The facts were that Ella Lee Walton operated a cleaning and pressing shop at 1616 Lydia, and she and her twelve-year-old niece, Ruthie Mae Nolden, lived in the rear of the shop. On November 26, 1956, Ella and Ruthie Mae were eating supper, “before 6,” when she heard the front door open and, thinking there was a customer, she went through the curtained door to the front of the shop. There were two men, a tall one and a short one, with handkerchiefs over the lower half of their faces. One of the men said, “Holdup.” Ella said she didn’t pay too much attention, thought she knew him, and replied, “Oh, baby, I don’t have anything,” and “Why do you want to do this.” The man said, “I’m not playing, this is a holdup.” Then she saw the gun in his right hand, pointed at her, and “so I stopped.” The man walked by her, through the curtains into the back room and Ruthie Mae said “he backed to the bed” and took Ella’s pocketbook. When he came out of the back room he had the pocketbook “like this (indicating)” and “caught me by the arm and pushed me, slung me back through the door and said, ‘Don’t put your head out, you will get it shot off.’ ” Two weeks later the appellant came to her place of business and attempted to sell her another pocketbook but she said, “I don’t deal in that stuff, I know, I had one like that, remember?” On two other occasions he called her on the telephone, she recognized his voice (State v. Ransom, 340 Mo. 165, 100 S.W.2d 294), and asked if she got held up and told her that he had found her car keys — “Just on Eighteenth Street” — and was able to trace the keys because the key chain also had her automobile license plate number attached. Detectives arrested the appellant on December 16th and in a police “showup” Ella picked him out of three men and again positively identified him as the man who had “held her up” and took her purse and money on November 26th. She not only identified him by his “eyes and eyebrows” but by his voice and by his clothes. The weight and credibility of her identification were for the jury (State v. Gerberding, Mo., 272 S.W.2d 230), in many respects she was corroborated by other circumstances, and, in the circumstances, who could possibly question the sufficiency of the evidence to sustain the conviction? State v. Foster, Mo., 249 S.W.2d 371.

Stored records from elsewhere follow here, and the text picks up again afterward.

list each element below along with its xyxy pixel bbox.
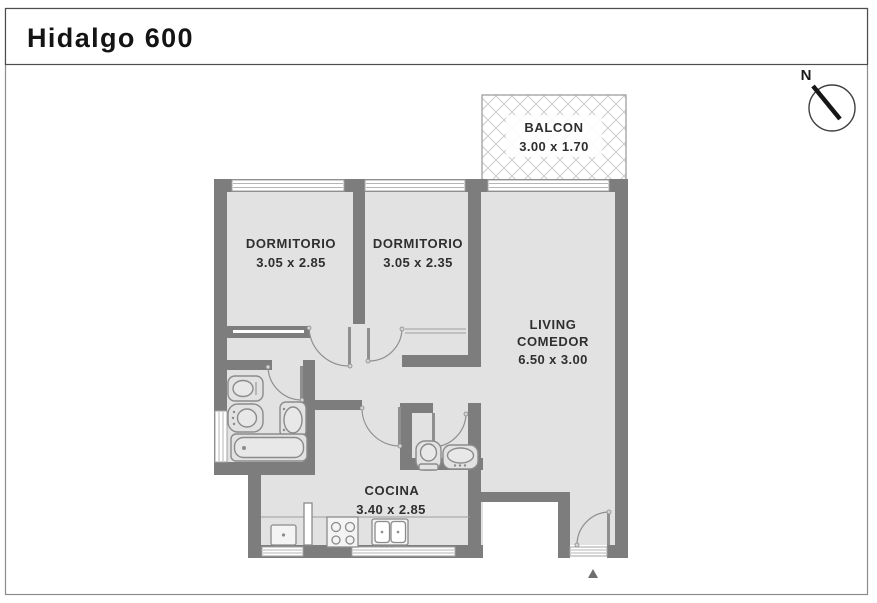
window-bedroom2 (365, 180, 465, 191)
bedroom2-dims: 3.05 x 2.35 (383, 255, 452, 270)
kitchen-dims: 3.40 x 2.85 (356, 502, 425, 517)
kitchen-cabinet (304, 503, 312, 545)
wall-entrance-block (607, 545, 628, 558)
stove-icon (327, 517, 358, 547)
living-name-line1: LIVING (530, 317, 577, 332)
floor-plan-page: Hidalgo 600 N BALCON 3.00 x 1.70 (0, 0, 877, 603)
entrance-threshold (570, 547, 607, 556)
wall-between-bedrooms (353, 192, 365, 324)
kitchen-name: COCINA (365, 483, 420, 498)
bedroom2-name: DORMITORIO (373, 236, 463, 251)
balcony-name: BALCON (524, 120, 583, 135)
window-bedroom1 (232, 180, 344, 191)
wall-entry-step-vertical (558, 502, 570, 558)
washbasin-2-icon (443, 445, 478, 469)
page-title: Hidalgo 600 (27, 23, 194, 53)
wall-toilette-north (400, 403, 433, 413)
bidet-icon (228, 404, 263, 432)
balcony-dims: 3.00 x 1.70 (519, 139, 588, 154)
living-name-line2: COMEDOR (517, 334, 589, 349)
room-balcony: BALCON 3.00 x 1.70 (482, 95, 626, 181)
toilet-icon (228, 376, 263, 401)
window-kitchen-right (352, 547, 455, 556)
wall-entry-step-horizontal (480, 492, 570, 502)
bedroom1-dims: 3.05 x 2.85 (256, 255, 325, 270)
washbasin-icon (280, 402, 306, 437)
wall-kitchen-north (315, 400, 362, 410)
wall-bathroom-north (227, 360, 272, 370)
washer-icon (271, 525, 296, 545)
closet-bedroom1-front (233, 330, 304, 333)
wall-toilette-west (400, 410, 412, 458)
bedroom1-name: DORMITORIO (246, 236, 336, 251)
bathtub-icon (231, 434, 307, 461)
window-bathroom (215, 411, 227, 462)
floor-plan-canvas: Hidalgo 600 N BALCON 3.00 x 1.70 (0, 0, 877, 603)
north-label: N (801, 67, 812, 84)
living-dims: 6.50 x 3.00 (518, 352, 587, 367)
kitchen-sink-icon (372, 519, 408, 548)
toilet-2-icon (416, 441, 441, 470)
wall-living-west-upper (468, 192, 481, 367)
wall-right (615, 179, 628, 558)
wall-bedroom2-south (402, 355, 468, 367)
window-kitchen-left (262, 547, 303, 556)
window-living-balcony (488, 180, 609, 191)
wall-living-west-lower (468, 403, 481, 558)
wall-kitchen-west (248, 469, 261, 558)
toilette-fixtures (416, 441, 478, 470)
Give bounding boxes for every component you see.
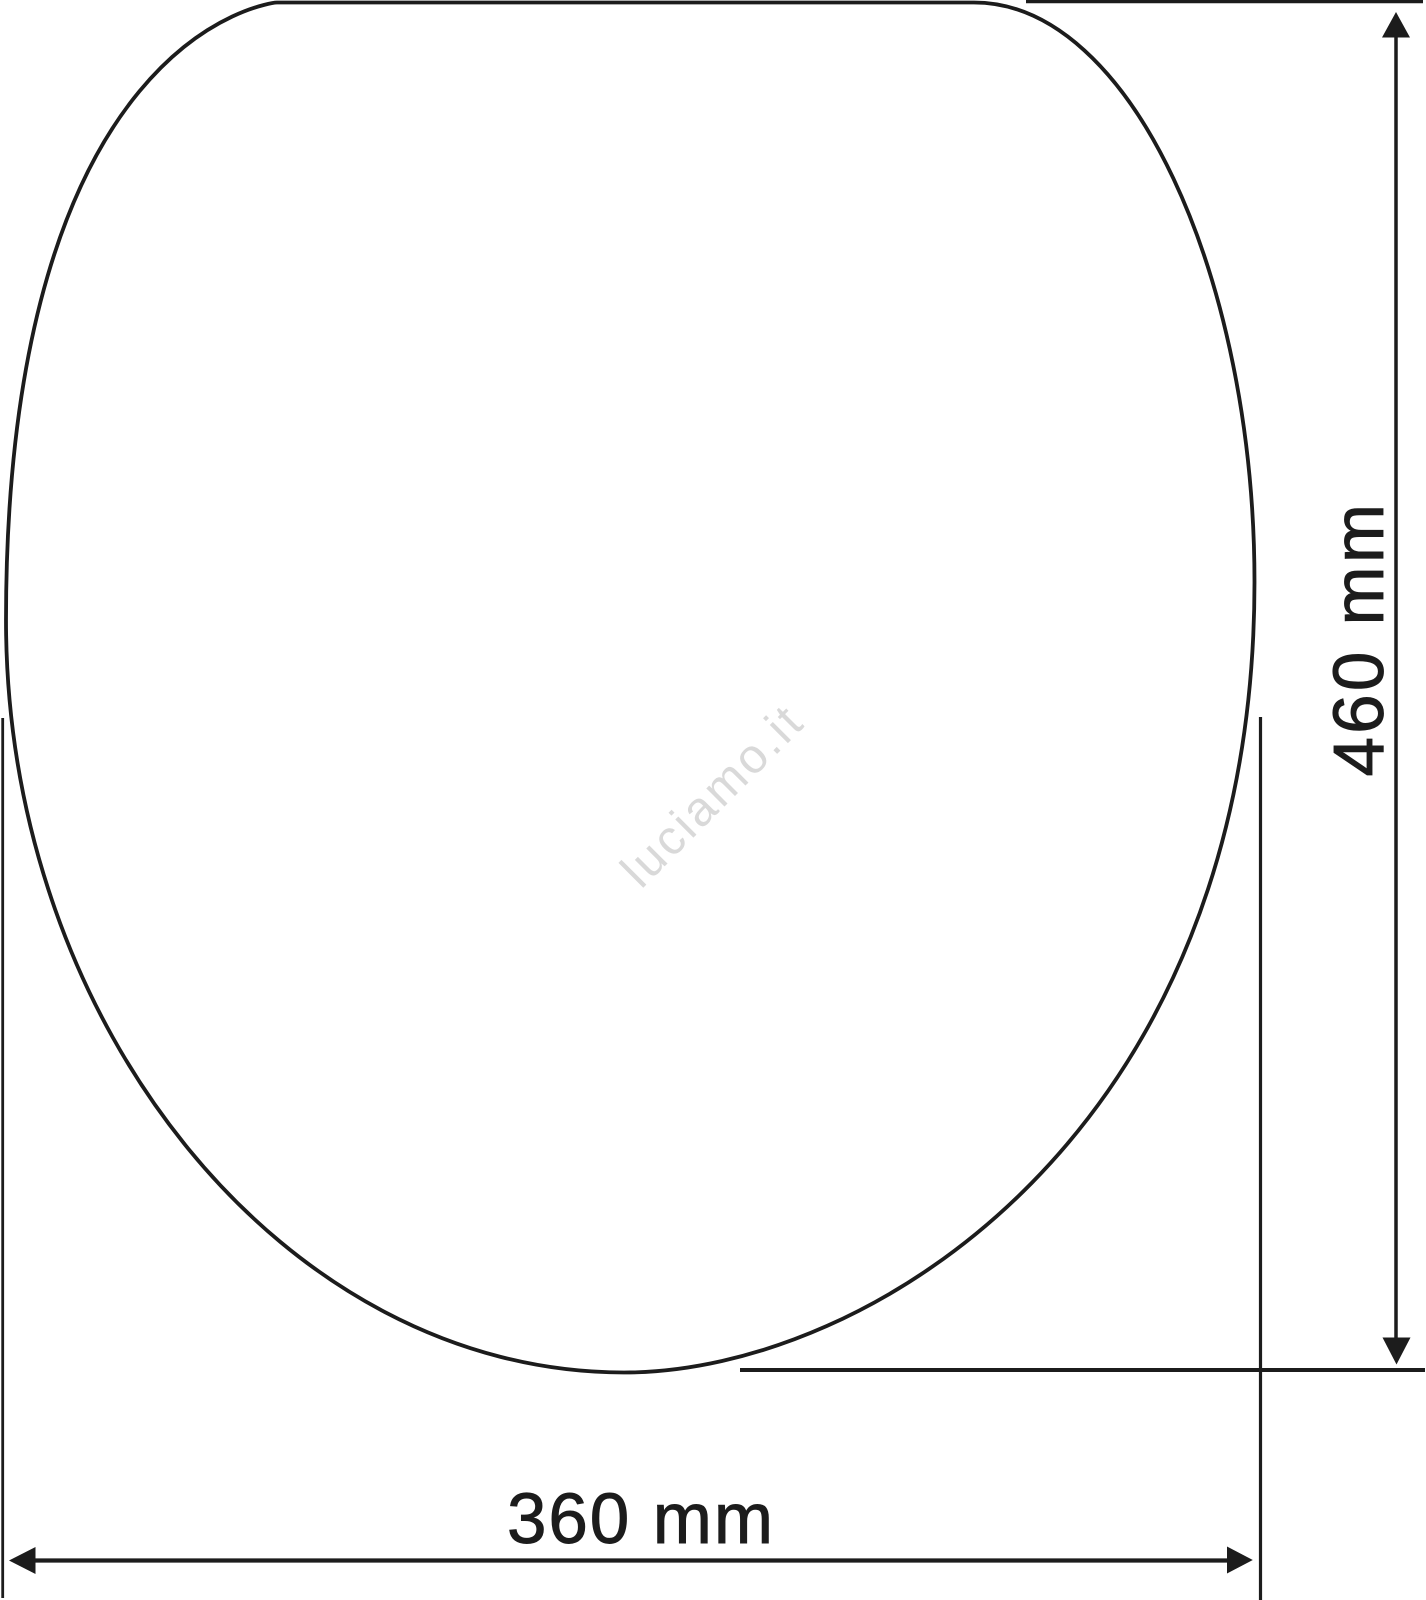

The defendant’s two witnesses sought to establish an alibi, one, Maurice Jackson, said that Emanuel called him in the afternoon of November 26th and “asked me would I take him and Laverne to (singing) rehearsal.” He said, “I told Emanuel I would pick him up at 5 :45 or a quarter to six, 5:45 or 6 o’clock.” He said, “Yes, I carried Emanuel there * * * twenty-five something Woodland” but the witness did not stay for the rehearsal. The rehearsal was at the home of Dorothy Adams and she not only remembered Emanuel’s being there but had a record of the fact, a book in which she recorded “everything we do and everything we say and all our money” and that record recites “No. 3, Solo, Emanuel Andrews.” But as to when Emanuel arrived she said “about 7 o’clock.” The credibility, weight and persuasiveness of his alibi evidence, as with all the evidence, was for the jury — it was certainly not conclusive. 77 C.J.S. Robbery § 47(d), p. 506; State v. Kaner, 338 Mo. 972, 93 S.W.2d 671. As indicated, the state’s evidence is sufficient to sustain the finding of guilty of robbery with a dangerous weapon and accordingly the judgment is affirmed.

BOHLING and STOCKARD, CC., concur.

*629PER CURIAM.

The foregoing opinion by BARRETT, C., is adopted as the opinion of the Court.

STORCKMAN, P. J., EAGER, J., and HUNTER, Special Judge, concur. LEEDY, J., not sitting.